Dec 27, 2025; Green Bay, Wisconsin, USA; Green Bay Packers quarterback Malik Willis (2) runs the ball during the third quarter against the Baltimore Ravens at Lambeau Field. Mandatory Credit: Kayla Wolf-Imagn Images

Arizona Cardinals: Arizona spent like a team trying to look busy, not a team building something deadly, and that’s the worst kind of offseason. Tyler Allgeier is fine, Roy Lopez is fine, but fine doesn’t justify the volume – but fine (Gardner Minshew II?) sure doesn’t fix a quarterback mess.

Miami Dolphins signing Malik Willis: Three years, **$**67.5M with $45M guaranteed for Malik Willis is paying premium money for a projection – and Miami already lives in the land of bad risk management. If this hits, they look bold – if it doesn’t (when it won’t), it’s another expensive rebuild mistake.

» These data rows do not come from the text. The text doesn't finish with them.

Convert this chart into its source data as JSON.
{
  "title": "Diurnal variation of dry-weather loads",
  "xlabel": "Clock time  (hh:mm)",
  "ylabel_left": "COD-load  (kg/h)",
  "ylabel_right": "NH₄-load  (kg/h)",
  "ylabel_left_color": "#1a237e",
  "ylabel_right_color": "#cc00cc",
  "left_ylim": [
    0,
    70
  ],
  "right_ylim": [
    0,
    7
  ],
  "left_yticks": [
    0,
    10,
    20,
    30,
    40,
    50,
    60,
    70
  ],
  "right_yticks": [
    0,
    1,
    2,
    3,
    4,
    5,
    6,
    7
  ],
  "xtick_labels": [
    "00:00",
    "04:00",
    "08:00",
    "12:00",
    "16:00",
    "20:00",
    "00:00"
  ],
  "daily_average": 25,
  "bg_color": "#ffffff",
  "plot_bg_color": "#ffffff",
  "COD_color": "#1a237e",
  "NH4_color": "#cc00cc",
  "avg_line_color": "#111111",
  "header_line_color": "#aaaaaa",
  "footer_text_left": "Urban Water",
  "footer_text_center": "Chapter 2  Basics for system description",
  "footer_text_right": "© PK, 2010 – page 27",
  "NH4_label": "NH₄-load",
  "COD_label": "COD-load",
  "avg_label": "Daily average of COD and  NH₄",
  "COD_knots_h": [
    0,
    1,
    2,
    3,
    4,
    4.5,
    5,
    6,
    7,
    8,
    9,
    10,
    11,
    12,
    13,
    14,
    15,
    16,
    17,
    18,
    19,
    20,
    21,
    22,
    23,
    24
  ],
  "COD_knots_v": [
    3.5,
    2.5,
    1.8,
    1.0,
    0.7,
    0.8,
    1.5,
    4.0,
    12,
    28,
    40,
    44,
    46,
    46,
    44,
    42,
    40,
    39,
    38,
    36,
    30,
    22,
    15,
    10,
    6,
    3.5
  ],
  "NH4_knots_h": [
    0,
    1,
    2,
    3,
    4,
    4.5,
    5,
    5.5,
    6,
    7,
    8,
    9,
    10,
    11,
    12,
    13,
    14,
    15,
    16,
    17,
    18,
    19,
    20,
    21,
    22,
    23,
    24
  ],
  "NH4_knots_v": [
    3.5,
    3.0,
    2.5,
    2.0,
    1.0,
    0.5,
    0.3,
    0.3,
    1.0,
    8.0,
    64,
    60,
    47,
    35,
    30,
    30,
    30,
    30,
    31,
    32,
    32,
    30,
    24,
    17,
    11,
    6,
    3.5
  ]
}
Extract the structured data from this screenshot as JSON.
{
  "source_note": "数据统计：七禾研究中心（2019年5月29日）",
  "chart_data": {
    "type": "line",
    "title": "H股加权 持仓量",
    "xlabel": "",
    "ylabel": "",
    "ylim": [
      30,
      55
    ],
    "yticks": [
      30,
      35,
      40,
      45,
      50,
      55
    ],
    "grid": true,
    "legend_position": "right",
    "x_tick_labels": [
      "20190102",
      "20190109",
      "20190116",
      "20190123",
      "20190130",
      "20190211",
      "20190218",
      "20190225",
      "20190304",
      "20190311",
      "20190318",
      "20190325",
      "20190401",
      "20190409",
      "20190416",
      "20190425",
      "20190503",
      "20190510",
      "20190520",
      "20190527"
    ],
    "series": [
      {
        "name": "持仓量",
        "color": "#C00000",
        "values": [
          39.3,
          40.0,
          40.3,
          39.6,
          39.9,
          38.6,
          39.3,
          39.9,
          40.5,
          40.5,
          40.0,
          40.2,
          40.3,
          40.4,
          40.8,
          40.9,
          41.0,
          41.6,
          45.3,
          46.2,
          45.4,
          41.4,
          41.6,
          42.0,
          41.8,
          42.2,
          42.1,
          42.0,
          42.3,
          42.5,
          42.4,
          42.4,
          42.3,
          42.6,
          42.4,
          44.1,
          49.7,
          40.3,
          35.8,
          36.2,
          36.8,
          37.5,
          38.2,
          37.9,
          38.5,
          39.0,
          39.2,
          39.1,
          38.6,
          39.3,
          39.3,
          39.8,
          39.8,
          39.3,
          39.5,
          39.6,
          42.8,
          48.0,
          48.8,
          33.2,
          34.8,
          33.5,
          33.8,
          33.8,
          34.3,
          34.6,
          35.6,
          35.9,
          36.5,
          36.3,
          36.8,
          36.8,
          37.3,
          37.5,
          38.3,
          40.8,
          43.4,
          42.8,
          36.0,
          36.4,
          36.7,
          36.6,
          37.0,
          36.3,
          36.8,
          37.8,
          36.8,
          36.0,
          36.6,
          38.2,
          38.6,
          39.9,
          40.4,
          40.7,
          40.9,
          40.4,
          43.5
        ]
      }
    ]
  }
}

Seattle Seahawks: Seattle is bleeding pieces off a championship roster – Walker out, Coby Bryant out, Boye Mafe out. And that is not just a small problem – that’s a personality change. Re-signing Rashid Shaheed helps, but it doesn’t replace edge pressure, and its defense is losing teeth.

Michael Penix: Atlanta saying it likes Penix while signing Tua Tagovailoa tells you everything – they’re not ready to hand him the keys, and they’re not hiding it. They say competition is a good thing, and they may get it with Tua signing for the league minimum on a one-year “prove-it” deal.

Kyler Murray: Kyler’s market is softer than Kyler’s Erik (Burkhardt) wants to admit – there are only so many teams that want the contract, the injury volatility, and the whole roster-rebuild gravity that comes with him. If he’s headed for release (and it sure seems like he is), it’s because Arizona knows the trade calls weren’t paying enough – and that’s the loudest answer of all.